El lehendakari se pone ético y pide respeto a la autoridad tan sólo un par de meses después de haberse volcado en la defensa de los golpistas y de los indultos
“Es un debate apasionante, pero esto no es una cuestión de ideología, sino de valores”, dijo la semana pasada, y alertó también sobre “el desprecio a todo tipo de autoridad” que ha ido calando en una parte de la juventud vasca. El lehendakari se pone ético y pide respeto a la autoridad tan sólo un par de meses después de haberse volcado en la defensa de los golpistas y de los indultos. Y precisamente por eso su apelación al bien, su razonamiento contra el mal, es puro vacío. Por eso nadie puede tomarse en serio las presidenciales palabras de Urkullu: se limita a leer el cuento que le viene mejor en cada momento, y ni siquiera se molesta en cambiar la entonación.
Más interesante fue su sermón sobre los homenajes a etarras. Esos actos, dijo Urkullu, no deberían convocarse, “y menos grabarse y difundirse”. Esto último es el resumen perfecto de la actitud con la que la mayoría de los vascos nos enfrentamos al mal: no mirar, no hablar. Y lo mejor para no ver y para no tener que hablar es que no haya registro audiovisual del acto.
Volvemos a las preguntas del alumno que se porta mal. ¿Qué le va a pasar si no cambia su actitud? Nada, evidentemente. En una sociedad que no estuviera compuesta por comedores de loto, el partido de Otegi no tendría a nadie con quien hablar. Sería un partido social y políticamente apestado. En la nuestra, la vasca, Bildu es un partido que organiza homenajes a asesinos, pero también un partido progresista y de la tierra; y eso basta para que tanto el PSE como el PNV eviten tomarse en serio sus propias denuncias.
Si el mal existe, si el mal pasa por la puerta de mi casa, mi deber no puede ser otro que mirarlo de frente y hacer lo posible para que todos los ciudadanos de mi país puedan verlo
Urkullu habla de la reivindicación de los terroristas como si se tratase de alguna costumbre molesta. Y peor aún, la única solución que plantea es que no se graben ni se difundan esos actos, como si los cometiera una persona enajenada y no la segunda fuerza en votos. Cualquier persona decente diría justo lo contrario: no deberían convocarse, pero precisamente porque se convocan, porque con su aceptación se está normalizando el mal, el deber de cualquier ciudadano es grabar y difundir esos actos. Para que se conozcan, sí, pero también como ejercicio individual de la virtud. Para decirme que no soy como ellos. Si el mal existe, si el mal pasa por la puerta de mi casa, mi deber no puede ser otro que mirarlo de frente y hacer lo posible para que todos los ciudadanos de mi país puedan verlo.

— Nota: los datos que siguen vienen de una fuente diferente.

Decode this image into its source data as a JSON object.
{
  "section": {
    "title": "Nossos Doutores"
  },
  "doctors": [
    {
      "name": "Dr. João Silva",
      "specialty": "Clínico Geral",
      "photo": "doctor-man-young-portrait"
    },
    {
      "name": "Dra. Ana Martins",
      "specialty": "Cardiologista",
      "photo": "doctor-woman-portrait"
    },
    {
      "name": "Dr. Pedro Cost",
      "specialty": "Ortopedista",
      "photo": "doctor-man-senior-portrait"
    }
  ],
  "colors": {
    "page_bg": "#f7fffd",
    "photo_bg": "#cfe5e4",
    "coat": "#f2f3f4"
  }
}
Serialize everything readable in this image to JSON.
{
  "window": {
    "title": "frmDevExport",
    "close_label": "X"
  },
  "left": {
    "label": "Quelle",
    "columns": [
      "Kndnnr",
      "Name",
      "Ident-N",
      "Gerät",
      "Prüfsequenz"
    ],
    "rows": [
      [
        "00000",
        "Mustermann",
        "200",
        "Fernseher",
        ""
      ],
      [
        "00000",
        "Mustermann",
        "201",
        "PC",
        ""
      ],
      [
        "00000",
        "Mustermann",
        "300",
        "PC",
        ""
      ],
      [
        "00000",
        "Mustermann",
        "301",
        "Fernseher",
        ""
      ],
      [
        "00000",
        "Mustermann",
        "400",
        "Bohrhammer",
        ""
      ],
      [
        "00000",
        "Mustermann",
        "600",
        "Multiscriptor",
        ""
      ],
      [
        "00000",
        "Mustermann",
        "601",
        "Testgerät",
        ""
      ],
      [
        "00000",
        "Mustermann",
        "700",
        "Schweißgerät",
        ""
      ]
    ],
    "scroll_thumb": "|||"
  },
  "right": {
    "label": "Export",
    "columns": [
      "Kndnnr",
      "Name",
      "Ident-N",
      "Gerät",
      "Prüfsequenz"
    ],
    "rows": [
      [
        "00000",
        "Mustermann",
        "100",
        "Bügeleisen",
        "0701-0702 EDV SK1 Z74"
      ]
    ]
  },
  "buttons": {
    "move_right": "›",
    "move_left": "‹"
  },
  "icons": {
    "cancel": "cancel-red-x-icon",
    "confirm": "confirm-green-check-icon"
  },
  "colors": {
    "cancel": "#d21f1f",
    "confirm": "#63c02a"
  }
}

El 18 de septiembre se producirá en las calles de Mondragón un nuevo acto de solidaridad con alguien que decidió transformar el País Vasco mediante la violencia política. Alguien que está en la cárcel, entre otras cosas, por ser responsable de 39 asesinatos. Ese alguien es Henri Parot, y ese día la izquierda abertzale hará que una localidad vasca se convierta de nuevo en una fiesta de conmemoración del terror. Ante esto caben varias opciones. El presidente de todos los vascos pretende que no se grabe el acto, porque tiene que seguir vendiendo su pequeña y milenaria aldea Potemkin; los convocantes pretenden seguir haciendo lo mismo con la complicidad o la indiferencia de los ciudadanos vascos; y una parte de la prensa y la opinión pública pretende hacer creer que existe un rechazo frontal de la sociedad.
Ante estos actos caben varias opciones, pero sólo hay una compatible con la dignidad individual y con la virtud cívica: situarse frente al mal, señalarlo, sostenerle la mirada y mostrárselo a otros.